Scientific classification
- Kingdom: Animalia
- Phylum: Chordata
- Class: Amphibia
- Order: Anura
- Family: Odontophrynidae
- Genus: Proceratophrys
- Species: P. itamari
- Binomial name: Proceratophrys itamari Mângia, Santana, Cruz, and Feio, 2014

= Proceratophrys itamari =

- Genus: Proceratophrys
- Species: itamari
- Authority: Mângia, Santana, Cruz, and Feio, 2014
- Conservation status: LC

Species of frog

Proceratophrys itamari is a species of frog in the family Odontophrynidae. It is endemic to Brazil.

==Description==
The adult male frog measures 31.1–42.5 mm in snout-vent length and the adult female frog 39.5–52.3 mm.

==Etymology==
Scientists named this frog for Professor Itamar Martins of the Universidade de Taubaté.

==Habitat==
This frog is found in closed-canopy forests. Scientists saw it on the leaf litter near streams. Scientists observed it between 1200 and 2000 meters above sea level.

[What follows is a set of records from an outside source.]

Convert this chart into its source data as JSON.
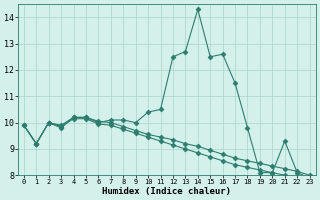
{
  "xlabel": "Humidex (Indice chaleur)",
  "x": [
    0,
    1,
    2,
    3,
    4,
    5,
    6,
    7,
    8,
    9,
    10,
    11,
    12,
    13,
    14,
    15,
    16,
    17,
    18,
    19,
    20,
    21,
    22,
    23
  ],
  "line1": [
    9.9,
    9.2,
    10.0,
    9.8,
    10.2,
    10.2,
    10.0,
    10.1,
    10.1,
    10.0,
    10.4,
    10.5,
    12.5,
    12.7,
    14.3,
    12.5,
    12.6,
    11.5,
    9.8,
    8.1,
    8.1,
    9.3,
    8.1,
    7.9
  ],
  "line2": [
    9.9,
    9.2,
    10.0,
    9.85,
    10.15,
    10.15,
    9.95,
    9.9,
    9.75,
    9.6,
    9.45,
    9.3,
    9.15,
    9.0,
    8.85,
    8.7,
    8.55,
    8.4,
    8.3,
    8.2,
    8.1,
    8.0,
    7.9,
    7.8
  ],
  "line3": [
    9.9,
    9.2,
    10.0,
    9.9,
    10.2,
    10.2,
    10.05,
    10.0,
    9.85,
    9.7,
    9.55,
    9.45,
    9.35,
    9.2,
    9.1,
    8.95,
    8.8,
    8.65,
    8.55,
    8.45,
    8.35,
    8.25,
    8.15,
    8.0
  ],
  "ylim": [
    8,
    14.5
  ],
  "yticks": [
    8,
    9,
    10,
    11,
    12,
    13,
    14
  ],
  "line_color": "#2d7d6f",
  "bg_color": "#d4f0eb",
  "grid_color": "#aad4cc"
}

Scientists have seen the frog in one protected park, Parque Estadual de Campos de Jordão.

==Reproduction==
The tadpoles develop in both permanent and temporary streams.

==Threats==
The IUCN classifies this species as least concern of extinction. Its range had been subject to considerable logging and forest conversion to farms, tree farms, and cattle grazing, but this is currently a localized issue.